Já o BTG chama atenção para o fato de ser o primeiro balanço da empresa a refletir integralmente a segregação da plataforma de aeroportos, vendida ao longo de 2025.

“Por muitos anos criticamos os múltiplos ajustes nos resultados da companhia, que distorciam a leitura do lucro. Agora, esses ajustes trabalham a favor da simplificação”, afirma o banco, ao destacar que os resultados do 4T25 ajudam a tornar a Motiva uma empresa mais fácil de analisar.

Excluindo os efeitos contábeis da operação descontinuada de aeroportos, a receita líquida pro forma (sem obras ou construções) somou R$ 4,3 bilhões, crescimento de 7% em relação ao mesmo período do ano anterior. A margem Ebitda atingiu 63%, um salto relevante frente aos 54% registrados no 4T24, refletindo uma combinação de aumento de tarifas, resiliência do tráfego e disciplina de custos.
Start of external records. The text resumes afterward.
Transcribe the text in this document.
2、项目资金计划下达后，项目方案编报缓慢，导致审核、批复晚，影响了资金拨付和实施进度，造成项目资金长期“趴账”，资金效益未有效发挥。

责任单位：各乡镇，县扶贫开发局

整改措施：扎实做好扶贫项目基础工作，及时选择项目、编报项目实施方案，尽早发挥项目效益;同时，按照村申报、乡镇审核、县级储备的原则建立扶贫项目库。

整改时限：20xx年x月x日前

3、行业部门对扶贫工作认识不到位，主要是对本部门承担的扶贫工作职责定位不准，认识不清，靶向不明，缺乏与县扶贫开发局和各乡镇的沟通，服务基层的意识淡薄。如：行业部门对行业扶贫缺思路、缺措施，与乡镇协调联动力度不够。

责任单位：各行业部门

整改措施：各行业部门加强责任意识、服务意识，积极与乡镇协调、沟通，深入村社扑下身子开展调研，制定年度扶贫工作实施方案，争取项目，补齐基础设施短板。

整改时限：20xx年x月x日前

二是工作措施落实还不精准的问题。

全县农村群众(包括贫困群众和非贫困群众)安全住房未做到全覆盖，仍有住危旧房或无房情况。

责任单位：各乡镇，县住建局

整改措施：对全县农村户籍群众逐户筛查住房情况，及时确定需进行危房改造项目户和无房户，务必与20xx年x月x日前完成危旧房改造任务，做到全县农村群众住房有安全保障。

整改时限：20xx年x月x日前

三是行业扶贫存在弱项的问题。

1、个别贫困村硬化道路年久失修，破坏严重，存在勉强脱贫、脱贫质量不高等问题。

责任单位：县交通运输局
Rodovias e mobilidade urbana

No segmento de rodovias, a XP destaca que o tráfego total cresceu 2% ano a ano, ou 4% em bases comparáveis, beneficiado pela implementação do sistema free flow (pedágio livre) na Rota Sorocabana e pelo bom desempenho de concessões como RioSP, SPVias e AutoBAn. Ao mesmo tempo, a tarifa média de pedágio avançou 10% na comparação anual, apoiada por reajustes contratuais e reequilíbrios relacionados à pandemia de covid-19.

O BTG complementa essa análise ao observar que, mesmo diante de um pano de fundo macroeconômico um pouco mais fraco no Brasil em relação a 2024, o tráfego se mostrou resiliente. Nas rodovias, a receita líquida (ex-construção) cresceu 12% ano a ano, enquanto o Ebitda ajustado do segmento avançou 21%, com expansão de margem de 6,2 pontos porcentuais.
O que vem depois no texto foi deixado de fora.